How common is teen dating abuse?


Everyone has the right to a safe and healthy relationship. However, one in three teens experience some form of relationship abuse and two thirds of them never tell anyone. Dating abuse can happen to anyone, regardless of their age, financial status, race, gender, sexual orientation, or back ground.

Love is Respect (LIR)’s mission is to engage, educate and empower young people to end abusive relationships.
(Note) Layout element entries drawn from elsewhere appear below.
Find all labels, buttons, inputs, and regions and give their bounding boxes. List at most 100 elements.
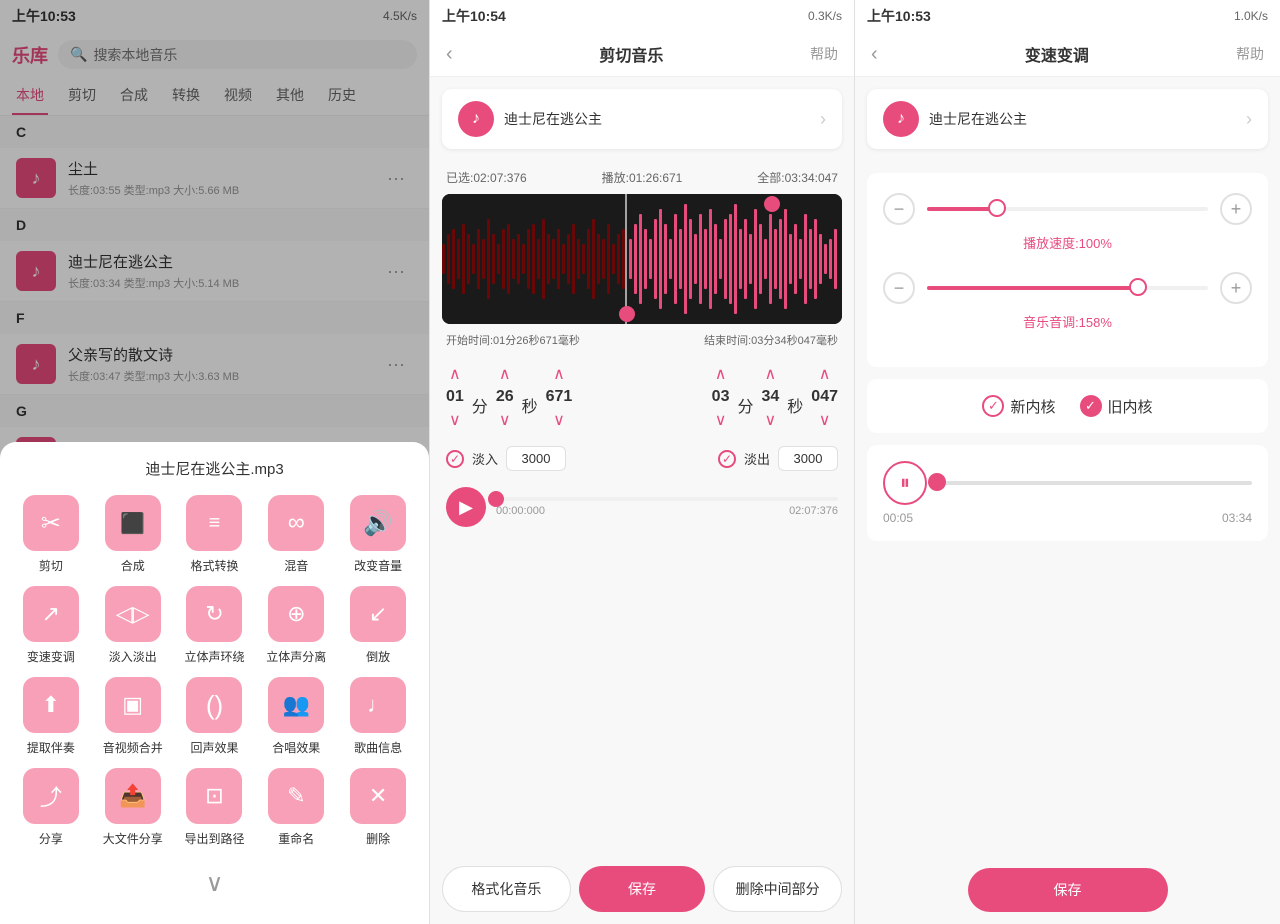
pitch-track-container[interactable] xyxy=(937,481,1252,485)
pitch-title: 变速变调 xyxy=(878,42,1236,66)
pitch-help-button[interactable]: 帮助 xyxy=(1236,44,1264,64)
modal-item-fade[interactable]: ◁▷ 淡入淡出 xyxy=(98,586,168,665)
cut-play-button[interactable]: ▶ xyxy=(446,487,486,527)
end-min-up[interactable]: ∧ xyxy=(715,364,727,384)
modal-item-delete[interactable]: ✕ 删除 xyxy=(343,768,413,847)
av-merge-label: 音视频合并 xyxy=(103,739,163,756)
end-ms-up[interactable]: ∧ xyxy=(819,364,831,384)
end-sec-down[interactable]: ∨ xyxy=(765,410,777,430)
modal-item-format[interactable]: ≡ 格式转换 xyxy=(180,495,250,574)
chorus-label: 合唱效果 xyxy=(272,739,320,756)
start-ms-up[interactable]: ∧ xyxy=(553,364,565,384)
cut-icon: ✂ xyxy=(23,495,79,551)
modal-item-reverse[interactable]: ↙ 倒放 xyxy=(343,586,413,665)
modal-item-cut[interactable]: ✂ 剪切 xyxy=(16,495,86,574)
volume-label: 改变音量 xyxy=(354,557,402,574)
speed-label: 播放速度:100% xyxy=(883,233,1252,252)
song-card-arrow: › xyxy=(820,109,826,130)
song-icon: ♪ xyxy=(458,101,494,137)
help-button[interactable]: 帮助 xyxy=(810,44,838,64)
cut-progress-thumb[interactable] xyxy=(488,491,504,507)
speed-decrease-button[interactable]: − xyxy=(883,193,915,225)
fade-out-input[interactable] xyxy=(778,446,838,471)
end-ms-down[interactable]: ∨ xyxy=(819,410,831,430)
speed-thumb[interactable] xyxy=(988,199,1006,217)
modal-item-share[interactable]: ⤴ 分享 xyxy=(16,768,86,847)
cut-progress[interactable]: 00:00:000 02:07:376 xyxy=(496,497,838,517)
modal-item-large-share[interactable]: 📤 大文件分享 xyxy=(98,768,168,847)
info-icon: ♩ xyxy=(350,677,406,733)
cut-progress-track[interactable] xyxy=(496,497,838,501)
cut-current-time: 00:00:000 xyxy=(496,505,545,517)
cut-label: 剪切 xyxy=(39,557,63,574)
cut-song-card[interactable]: ♪ 迪士尼在逃公主 › xyxy=(442,89,842,149)
modal-item-av-merge[interactable]: ▣ 音视频合并 xyxy=(98,677,168,756)
modal-item-compose[interactable]: ⬛ 合成 xyxy=(98,495,168,574)
waveform-container[interactable] xyxy=(442,194,842,324)
modal-item-export[interactable]: ⊡ 导出到路径 xyxy=(180,768,250,847)
delete-icon: ✕ xyxy=(350,768,406,824)
pitch-song-name: 迪士尼在逃公主 xyxy=(929,109,1236,129)
modal-item-mix[interactable]: ∞ 混音 xyxy=(261,495,331,574)
speed-increase-button[interactable]: + xyxy=(1220,193,1252,225)
kernel-old-check[interactable]: ✓ xyxy=(1080,395,1102,417)
delete-middle-button[interactable]: 删除中间部分 xyxy=(713,866,842,912)
pitch-play-pause-button[interactable]: ⏸ xyxy=(883,461,927,505)
modal-item-info[interactable]: ♩ 歌曲信息 xyxy=(343,677,413,756)
back-button[interactable]: ‹ xyxy=(446,43,453,66)
start-sec-up[interactable]: ∧ xyxy=(499,364,511,384)
pitch-save-button[interactable]: 保存 xyxy=(968,868,1168,912)
modal-item-chorus[interactable]: 👥 合唱效果 xyxy=(261,677,331,756)
kernel-old-item[interactable]: ✓ 旧内核 xyxy=(1080,395,1153,417)
start-min-up[interactable]: ∧ xyxy=(449,364,461,384)
modal-item-speed[interactable]: ↗ 变速变调 xyxy=(16,586,86,665)
end-sec-up[interactable]: ∧ xyxy=(765,364,777,384)
pitch-song-card[interactable]: ♪ 迪士尼在逃公主 › xyxy=(867,89,1268,149)
kernel-new-item[interactable]: ✓ 新内核 xyxy=(982,395,1055,417)
cut-status-time: 上午10:54 xyxy=(442,6,506,26)
speed-track[interactable] xyxy=(927,207,1208,211)
pitch-track[interactable] xyxy=(927,286,1208,290)
pitch-thumb[interactable] xyxy=(1129,278,1147,296)
fade-in-input[interactable] xyxy=(506,446,566,471)
stereo-env-label: 立体声环绕 xyxy=(184,648,244,665)
pitch-progress-thumb[interactable] xyxy=(928,473,946,491)
stereo-env-icon: ↻ xyxy=(186,586,242,642)
extract-icon: ⬆ xyxy=(23,677,79,733)
cut-save-button[interactable]: 保存 xyxy=(579,866,706,912)
kernel-new-check[interactable]: ✓ xyxy=(982,395,1004,417)
delete-label: 删除 xyxy=(366,830,390,847)
pitch-decrease-button[interactable]: − xyxy=(883,272,915,304)
kernel-row: ✓ 新内核 ✓ 旧内核 xyxy=(867,379,1268,433)
fade-controls: ✓ 淡入 ✓ 淡出 xyxy=(430,438,854,479)
start-sec-down[interactable]: ∨ xyxy=(499,410,511,430)
pitch-increase-button[interactable]: + xyxy=(1220,272,1252,304)
modal-item-rename[interactable]: ✎ 重命名 xyxy=(261,768,331,847)
modal-item-echo[interactable]: () 回声效果 xyxy=(180,677,250,756)
start-ms-down[interactable]: ∨ xyxy=(553,410,565,430)
fade-in-check[interactable]: ✓ xyxy=(446,450,464,468)
status-bar-cut: 上午10:54 0.3K/s xyxy=(430,0,854,32)
pitch-times: 00:05 03:34 xyxy=(883,511,1252,525)
modal-item-stereo-env[interactable]: ↻ 立体声环绕 xyxy=(180,586,250,665)
waveform-svg xyxy=(442,194,842,324)
modal-overlay[interactable]: 迪士尼在逃公主.mp3 ✂ 剪切 ⬛ 合成 ≡ 格式转换 ∞ 混音 xyxy=(0,0,429,924)
pitch-progress-track[interactable] xyxy=(937,481,1252,485)
format-music-button[interactable]: 格式化音乐 xyxy=(442,866,571,912)
end-min-down[interactable]: ∨ xyxy=(715,410,727,430)
pitch-back-button[interactable]: ‹ xyxy=(871,43,878,66)
time-inputs: ∧ 01 ∨ 分 ∧ 26 ∨ 秒 ∧ 671 ∨ ∧ 03 ∨ xyxy=(430,356,854,438)
pitch-bottom-actions: 保存 xyxy=(855,856,1280,924)
fade-out-check[interactable]: ✓ xyxy=(718,450,736,468)
pitch-label: 音乐音调:158% xyxy=(883,312,1252,331)
modal-grid: ✂ 剪切 ⬛ 合成 ≡ 格式转换 ∞ 混音 🔊 改变音量 xyxy=(16,495,413,847)
pitch-header: ‹ 变速变调 帮助 xyxy=(855,32,1280,77)
start-min-down[interactable]: ∨ xyxy=(449,410,461,430)
pitch-slider-row: − + xyxy=(883,272,1252,304)
modal-item-extract[interactable]: ⬆ 提取伴奏 xyxy=(16,677,86,756)
modal-item-stereo-sep[interactable]: ⊕ 立体声分离 xyxy=(261,586,331,665)
chorus-icon: 👥 xyxy=(268,677,324,733)
modal-close-button[interactable]: ∨ xyxy=(16,859,413,908)
mix-icon: ∞ xyxy=(268,495,324,551)
modal-item-volume[interactable]: 🔊 改变音量 xyxy=(343,495,413,574)
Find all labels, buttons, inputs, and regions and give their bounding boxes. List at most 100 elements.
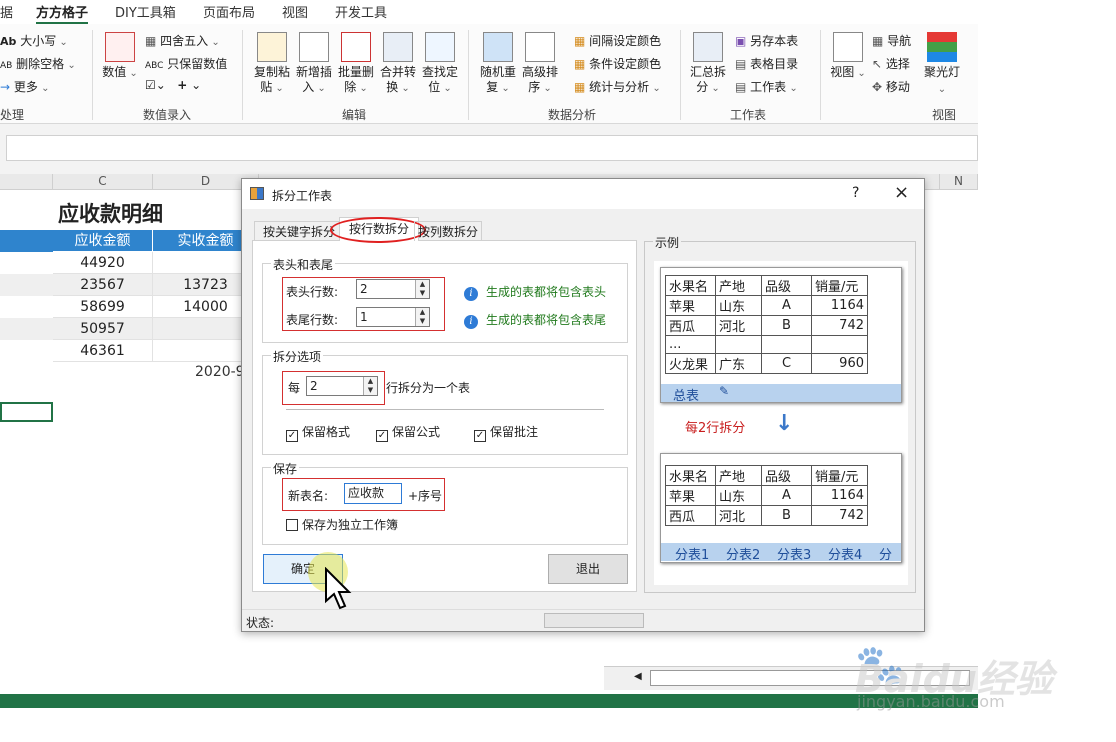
input-extra-buttons[interactable]: ☑⌄ + ⌄: [145, 78, 201, 92]
header-footer-legend: 表头和表尾: [271, 256, 336, 273]
example-cell: 苹果: [665, 295, 716, 316]
tab-column-split[interactable]: 按列数拆分: [414, 221, 482, 241]
group-label-analysis: 数据分析: [548, 108, 597, 122]
find-icon: [425, 32, 455, 62]
result-tab: 分表4: [828, 548, 863, 561]
new-name-label: 新表名:: [288, 489, 329, 503]
header-rows-spinner[interactable]: 2 ▲ ▼: [356, 279, 430, 299]
group-label-sheet: 工作表: [730, 108, 767, 122]
table-cell[interactable]: 46361: [53, 340, 153, 362]
info-icon: i: [464, 315, 478, 329]
example-header-cell: 水果名: [665, 465, 716, 486]
example-cell: 山东: [715, 295, 762, 316]
keep-comment-checkbox[interactable]: ✓ 保留批注: [474, 423, 538, 442]
example-cell: 西瓜: [665, 505, 716, 526]
table-cell[interactable]: 50957: [53, 318, 153, 340]
separator: [820, 30, 821, 120]
tab-view[interactable]: 视图: [282, 2, 308, 21]
table-cell[interactable]: 23567: [53, 274, 153, 296]
save-sheet-button[interactable]: ▣ 另存本表: [735, 32, 798, 49]
view-icon: [833, 32, 863, 62]
table-cell[interactable]: 58699: [53, 296, 153, 318]
sheet-directory-button[interactable]: ▤ 表格目录: [735, 55, 798, 72]
more-button[interactable]: → 更多: [0, 78, 49, 95]
group-label-edit: 编辑: [342, 108, 367, 122]
tab-fangfang[interactable]: 方方格子: [36, 2, 89, 25]
advanced-sort-button[interactable]: 高级排序: [518, 32, 562, 96]
copy-paste-button[interactable]: 复制粘贴: [250, 32, 294, 96]
status-bar: [0, 694, 978, 708]
example-cell: 742: [811, 315, 868, 336]
tab-page-layout[interactable]: 页面布局: [203, 2, 255, 21]
example-cell: 广东: [715, 353, 762, 374]
example-cell: A: [761, 485, 812, 506]
round-button[interactable]: ▦ 四舍五入: [145, 32, 220, 49]
statistics-button[interactable]: ▦ 统计与分析: [574, 78, 661, 95]
help-button[interactable]: ?: [852, 185, 859, 201]
clipboard-icon: [257, 32, 287, 62]
formula-input[interactable]: [6, 135, 978, 161]
scroll-left-icon[interactable]: ◀: [634, 671, 642, 682]
example-cell: [761, 335, 812, 354]
selected-cell[interactable]: [0, 402, 53, 422]
tab-diy[interactable]: DIY工具箱: [115, 2, 176, 21]
ribbon: Ab 大小写 AB 删除空格 → 更多 处理 数值 ▦ 四舍五入 ABC 只保留…: [0, 24, 978, 124]
number-button[interactable]: 数值: [98, 32, 142, 81]
separator: [242, 30, 243, 120]
tab-developer[interactable]: 开发工具: [335, 2, 387, 21]
insert-icon: [299, 32, 329, 62]
interval-color-button[interactable]: ▦ 间隔设定颜色: [574, 32, 661, 49]
example-header-cell: 产地: [715, 465, 762, 486]
footer-rows-spinner[interactable]: 1 ▲ ▼: [356, 307, 430, 327]
close-button[interactable]: ×: [894, 182, 909, 203]
example-cell: [715, 335, 762, 354]
spinner-arrows-icon[interactable]: ▲ ▼: [363, 377, 377, 395]
move-button[interactable]: ✥ 移动: [872, 78, 910, 95]
spinner-arrows-icon[interactable]: ▲ ▼: [415, 308, 429, 326]
separator: [92, 30, 93, 120]
case-button[interactable]: Ab 大小写: [0, 32, 68, 49]
find-locate-button[interactable]: 查找定位: [418, 32, 462, 96]
example-cell: ...: [665, 335, 716, 354]
spotlight-button[interactable]: 聚光灯: [920, 32, 964, 97]
column-header-n[interactable]: N: [940, 174, 978, 190]
view-button[interactable]: 视图: [826, 32, 870, 81]
footer-rows-label: 表尾行数:: [286, 313, 339, 327]
header-rows-label: 表头行数:: [286, 285, 339, 299]
spotlight-icon: [927, 32, 957, 62]
example-header-cell: 销量/元: [811, 465, 868, 486]
app-icon: [250, 187, 264, 200]
new-name-input[interactable]: 应收款: [344, 483, 402, 504]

Officially launched in February 2007 as a project of the National Domestic Violence hotline, LIR was the first 24-hour resource for teens experiencing dating violence and abuse, or needing to learn more about healthy relationships.

Every day LIR receives hundreds of calls, on line chats, and text messages from teens across the country who are experiencing abuse in their relationship or looking to learn more about prevention along with a healthy relationship. In a single year 1.5 million high school students nationwide experience physical abuse from a dating partner.

Abuse comes in many forms like emotional, verbal, financial, and digital. It’s not just physical. Knowing or even suspecting that your child or a teen that you know is in an unhealthy relationship can be both frightening and frustrating. It can be hard to know what steps to take or even how to start the conversations. Teens still say that parents and teachers are key influences in their decisions. This poll came from 25 percent of people who visited because teachers referred them. You’re all critical in helping teens develop healthy relationships, and you can provide life-changing support if they are in an abusive relationship.


  1. Listen and give support (never judge)
  2. Accept what you are being told. (believe them)
  3. Show your concern
  4. Talk about the behaviors, not the person.
  5. Avoid ultimatums
  6. Decide on the next step together.